Les premiers signalements de symptômes — vomissements, diarrhées persistantes, voire troubles neurologiques — remontent à fin 2025. Cependant, ce n’est qu’en janvier 2026 que les fabricants ont officiellement lancé des rappels de produits, après confirmation de la présence d’Ergotamine dans certaines préparations. Cette molécule, issue d’un champignon parasite des céréales, est connue pour ses effets vasoconstricteurs et peut provoquer des intoxications sévères chez les jeunes enfants.

Selon les données disponibles, plusieurs dizaines de cas ont été recensés, mais le bilan exact reste en cours d’évaluation. Les autorités sanitaires ont indiqué que les investigations se poursuivaient pour déterminer l’étendue réelle de la contamination et identifier d’éventuelles responsabilités.

Une gestion de crise sous le feu des critiques

Le rapport parlementaire pointe du doigt une « culture du secret » au sein des groupes industriels. D’après les auditions menées par les députés, certains fabricants auraient attendu plusieurs semaines avant d’informer la Direction générale de la santé (DGS), delaying ainsi la mise en place de mesures préventives. « C’est une honte », a réagi Foodwatch, qui demande désormais une transparence totale et des sanctions contre les responsables.

Les députés à l’origine de la mission flash ont également souligné l’absence de protocole clair en cas de contamination avérée, un vide qui a contribué à aggraver la crise. Ils appellent à renforcer les contrôles en amont et à instaurer des obligations de communication immédiate en cas de suspicion de danger pour la santé publique.

Et maintenant ?

Une commission d’enquête parlementaire devrait être créée d’ici juin 2026 pour approfondir les responsabilités des entreprises et des autorités. Par ailleurs, la Commission européenne a annoncé l’examen de nouvelles règles pour encadrer les rappels de produits alimentaires destinés aux nourrissons. Enfin, une plainte collective pourrait être déposée par les familles concernées, afin d’obtenir réparation pour les préjudices subis.

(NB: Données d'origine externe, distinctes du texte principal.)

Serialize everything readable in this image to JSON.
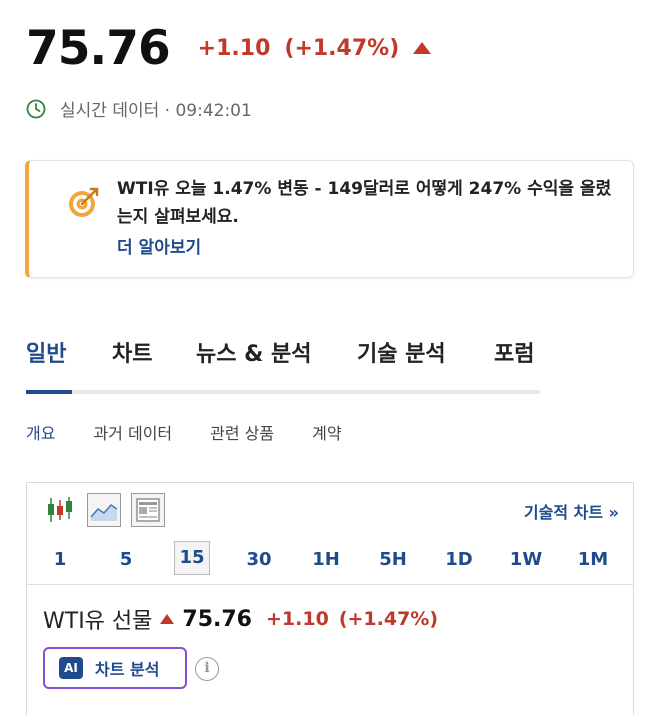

Les prochaines semaines seront déterminantes pour évaluer l’impact sanitaire à long terme de cette contamination et les mesures correctives mises en place par les industriels. Reste à voir si les engagements pris par les fabricants en matière de transparence seront suivis d’effets concrets.

La contamination des laits infantiles concernés a été attribuée à l’Ergotamine, un alcaloïde issu d’un champignon parasite des céréales. Cette substance, connue pour ses effets toxiques, peut provoquer des intoxications graves, notamment chez les jeunes enfants.